Traduttore

venerdì 9 giugno 2017

LENALIDOMIDE, la chiave per la cronicizzazione del MIELOMA


CHICAGO, 9 giugno - Mieloma multiplo, una scommessa aperta. Le ultime dal congresso dell'American Society of Clinical Oncology (Asco) aprono scenari di speranza. La malattia rappresenta il 15% di tutti i tumori del midollo (il 18% dei pazienti è più giovane di 50 anni al momento della diagnosi). I farmaci oggi arrivano a bloccare le lancette dell'orologio, rallentando o fermando la spinta verso l'aggravamento. Parliamo di lenalidomide in prima linea, asse portante del trattamento del mieloma, con la dottoressa Francesca Gay, dell'Università di Torino, capofila di un centro sul trattamento del mieloma tra i più quotati al mondo. La patologia (moltiplicazione incontrollata delle plasmacellule che affollano il sangue) provoca dolore scheletrico, indebolimento osseo, danneggia il rene, induce debolezza e anemia.
Nel mieloma si è passati a un trattamento continuativo per via orale ben tollerato, spiega la specialista, con la prospettiva di tenere sotto controllo per lunghi anni la malattia con un'ottima qualità di vita. In genere la terapia prevede per tutti una prima fase più aggressiva. In un tempo successivo proseguendo le cure si instaura la tendenza a cronicizzare, sia nei pazienti anziani che in quelli più giovani. Negli anziani, in condizioni fragili e complesse che non possono sopportare il trapianto, la terapia lenalidomide cortisone, approvata recentemente, va portata avanti senza interruzioni. Nel giovane si prospetta preferibilmente anche il trapianto con cellule staminali, come giro di boa, a seguire le cure di mantenimento, da proseguire a domicilio, con controlli ogni due mesi e ripresa delle normali attività. Da citare come effetti collaterali, un eventuale lieve risentimento gastrointestinale o arrossamenti della pelle, in genere ben gestibili con riduzione del dosaggio, senza mai sospendere le somministrazioni. Due anni fa l'Aifa aveva approvato la rimborsabilità di pomalidomide (altra preziosa risorsa recente, parte della famiglia immunomodulanti - lenalidomide) in associazione a desametasone, per i casi più impegnativi di mieloma recidivato refrattario in pazienti adulti già sottoposti ad almeno due regimi terapeutici, comprendenti sia lenalidomide che bortezomib.

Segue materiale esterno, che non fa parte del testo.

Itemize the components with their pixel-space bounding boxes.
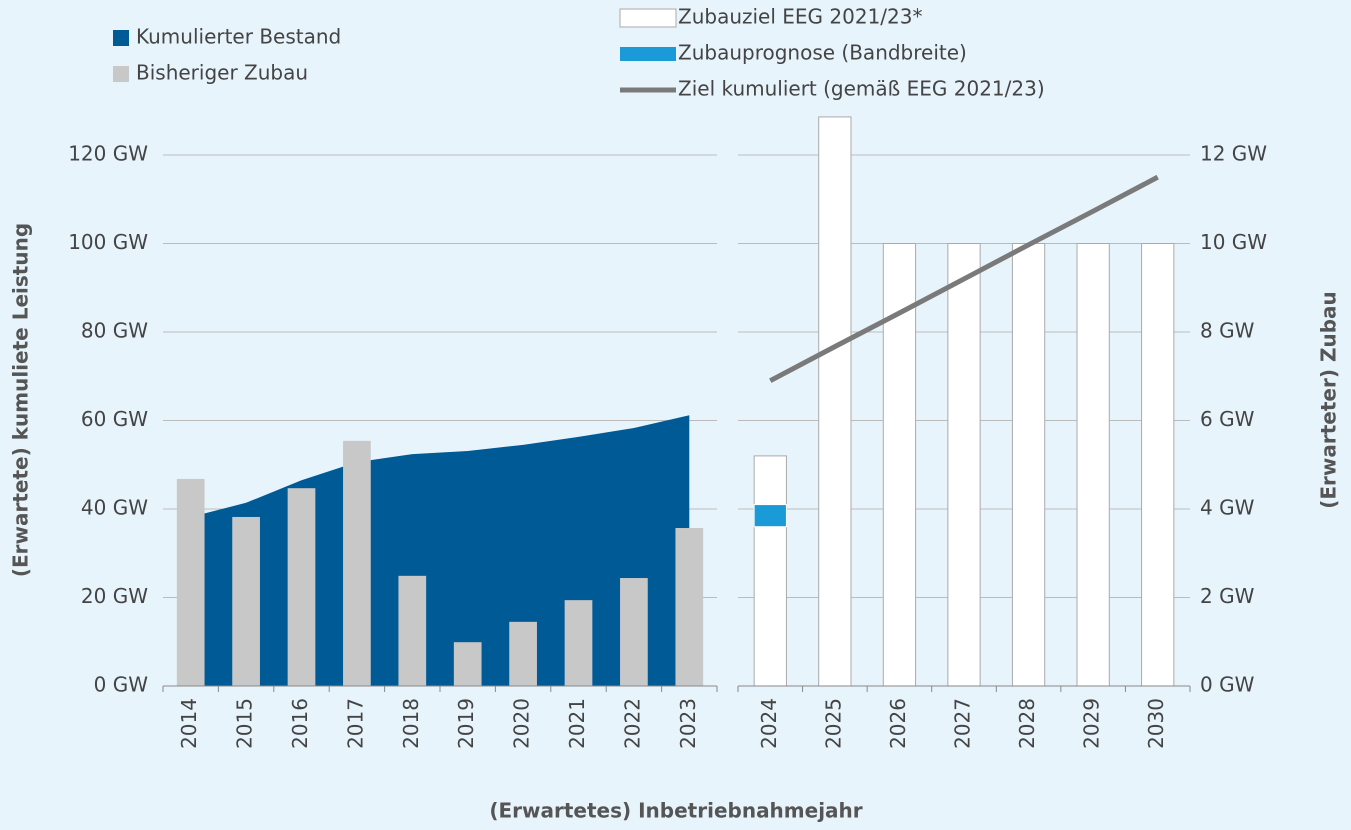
- bar: [882, 243, 917, 687]
- area: [190, 415, 690, 686]
- legend-swatch: [113, 66, 129, 82]
- range: [753, 504, 787, 528]
- y2-tick-label: 2 GW: [1200, 584, 1255, 608]
- y2-tick-label: 12 GW: [1200, 142, 1267, 166]
- y2-tick-label: 8 GW: [1200, 319, 1255, 343]
- y-tick-label: 40 GW: [81, 496, 148, 520]
- y-tick-label: 20 GW: [81, 584, 148, 608]
- legend-swatch: [113, 30, 129, 46]
- x-tick-label: 2015: [233, 698, 257, 749]
- y-tick-label: 0 GW: [94, 673, 149, 697]
- bar: [818, 116, 852, 687]
- x-tick-label: 2018: [399, 698, 423, 749]
- x-tick-label: 2030: [1144, 698, 1168, 749]
- y2-tick-label: 10 GW: [1200, 230, 1267, 254]
- bar: [564, 600, 593, 686]
- bar: [1141, 243, 1175, 687]
- x-tick-label: 2022: [620, 698, 644, 749]
- bar: [1011, 243, 1046, 687]
- y-axis-title: (Erwartete) kumuliete Leistung: [9, 223, 33, 577]
- y-tick-label: 100 GW: [68, 230, 148, 254]
- x-tick-label: 2025: [821, 698, 845, 749]
- legend-label: Zubauziel EEG 2021/23*: [678, 5, 923, 29]
- bar: [753, 455, 787, 687]
- x-tick-label: 2024: [757, 698, 781, 749]
- y2-axis-title: (Erwarteter) Zubau: [1317, 291, 1341, 509]
- y-tick-label: 120 GW: [68, 142, 148, 166]
- legend-label: Kumulierter Bestand: [136, 25, 341, 49]
- bar: [453, 642, 482, 686]
- legend-swatch: [620, 47, 676, 61]
- y-tick-label: 60 GW: [81, 407, 148, 431]
- bar: [343, 440, 371, 686]
- bar: [509, 621, 537, 686]
- x-tick-label: 2029: [1080, 698, 1104, 749]
- x-tick-label: 2026: [886, 698, 910, 749]
- y2-tick-label: 6 GW: [1200, 407, 1255, 431]
- legend-label: Ziel kumuliert (gemäß EEG 2021/23): [678, 77, 1045, 101]
- bar: [1076, 243, 1110, 687]
- y-tick-label: 80 GW: [81, 319, 148, 343]
- y2-tick-label: 4 GW: [1200, 496, 1255, 520]
- bar: [176, 478, 205, 686]
- x-tick-label: 2021: [565, 698, 589, 749]
- bar: [675, 528, 704, 686]
- legend-label: Bisheriger Zubau: [136, 61, 308, 85]
- bar: [232, 516, 260, 686]
- x-axis-title: (Erwartetes) Inbetriebnahmejahr: [489, 799, 862, 823]
- legend-swatch: [619, 8, 677, 28]
- x-tick-label: 2028: [1015, 698, 1039, 749]
- bar: [287, 488, 316, 686]
- line: [769, 174, 1159, 383]
- x-tick-label: 2017: [343, 698, 367, 749]
- x-tick-label: 2020: [510, 698, 534, 749]
- legend-label: Zubauprognose (Bandbreite): [678, 41, 967, 65]
- x-tick-label: 2014: [177, 698, 201, 749]
- x-tick-label: 2023: [676, 698, 700, 749]
- bar: [947, 243, 981, 687]
- bar: [398, 575, 427, 686]
- bar: [620, 578, 648, 686]
- x-tick-label: 2019: [454, 698, 478, 749]
- x-tick-label: 2016: [288, 698, 312, 749]
- y2-tick-label: 0 GW: [1200, 673, 1255, 697]
- x-tick-label: 2027: [951, 698, 975, 749]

La somministrazione avviene sempre in maniera continuativa, principio che vale per molti altri farmaci in sperimentazione nel mieloma.

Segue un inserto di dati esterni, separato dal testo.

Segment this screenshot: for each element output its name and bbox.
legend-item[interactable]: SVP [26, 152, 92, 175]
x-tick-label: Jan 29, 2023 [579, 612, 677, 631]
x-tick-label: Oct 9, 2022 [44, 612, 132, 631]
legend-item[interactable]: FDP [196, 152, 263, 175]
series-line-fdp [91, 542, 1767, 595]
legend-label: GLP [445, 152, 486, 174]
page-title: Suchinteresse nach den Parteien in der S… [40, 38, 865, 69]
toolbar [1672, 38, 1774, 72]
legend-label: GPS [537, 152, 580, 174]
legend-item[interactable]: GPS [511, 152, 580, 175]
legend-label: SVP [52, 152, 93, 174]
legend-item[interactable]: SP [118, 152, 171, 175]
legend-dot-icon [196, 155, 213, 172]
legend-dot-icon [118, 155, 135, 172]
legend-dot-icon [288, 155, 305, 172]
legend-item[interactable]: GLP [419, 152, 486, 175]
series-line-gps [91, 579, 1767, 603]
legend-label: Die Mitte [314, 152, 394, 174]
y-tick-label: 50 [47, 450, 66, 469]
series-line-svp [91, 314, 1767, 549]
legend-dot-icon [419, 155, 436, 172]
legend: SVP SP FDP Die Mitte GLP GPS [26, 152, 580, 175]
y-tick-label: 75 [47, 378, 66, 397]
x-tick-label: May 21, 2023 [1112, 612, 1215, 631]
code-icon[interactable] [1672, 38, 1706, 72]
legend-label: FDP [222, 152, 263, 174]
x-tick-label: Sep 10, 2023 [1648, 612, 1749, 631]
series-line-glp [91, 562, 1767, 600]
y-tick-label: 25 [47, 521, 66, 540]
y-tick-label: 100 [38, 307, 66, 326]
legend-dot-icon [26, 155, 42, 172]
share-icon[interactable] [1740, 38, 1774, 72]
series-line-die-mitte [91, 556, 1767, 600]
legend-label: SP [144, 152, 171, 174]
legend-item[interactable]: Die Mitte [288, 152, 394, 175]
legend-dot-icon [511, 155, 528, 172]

Pur essendo una malattia difficile da guarire, il mieloma si riesce a controllare, ribadisce la dottoressa Gay, con remissioni a lungo termine, come avviene nella leucemia mieloide cronica con il Glivec. L'Ematologia italiana è all'avanguardia nel mondo, la scuola di Torino ha portato studi a questo congresso. Uno degli studi confronta due regimi di trattamento pre trapianto nei pazienti giovani utilizzando lenalidomide (Revlimid) in associazione al carfilzomib inibitore del proteasoma di seconda generazione, o insieme alla ciclofosfamide, studio italiano. I dati presentati riguardano prevalentemente la sicurezza, entrambi i regimi sono ben tollerati senza eccessi di tossicità.
Altro lavoro presentato dall'Università di Torino su lenalidomide attiene a uno studio europeo su 1.500 malati che si è occupato della malattia minima residua nel mieloma, cioè di quella piccola quota di anomalia che rimane nel midollo e che si riesce a eliminare solo in una quota percentuale di pazienti. Lo studio cooperativo tra centri europei si chiama MN02, condotto assieme a un gruppo olandese, e valuta diversi endpoint durante la fase di mantenimento. Scopo principale era la valutazione del ruolo del trapianto, dati già presentati dal professor Michele Cavo ad ASCO 2016 e alla scorsa edizione del congresso ASH (The American Society of Hematology) mostrando la superiorità del trapianto e un vantaggio di sopravvivenza con i nuovi farmaci nel mieloma.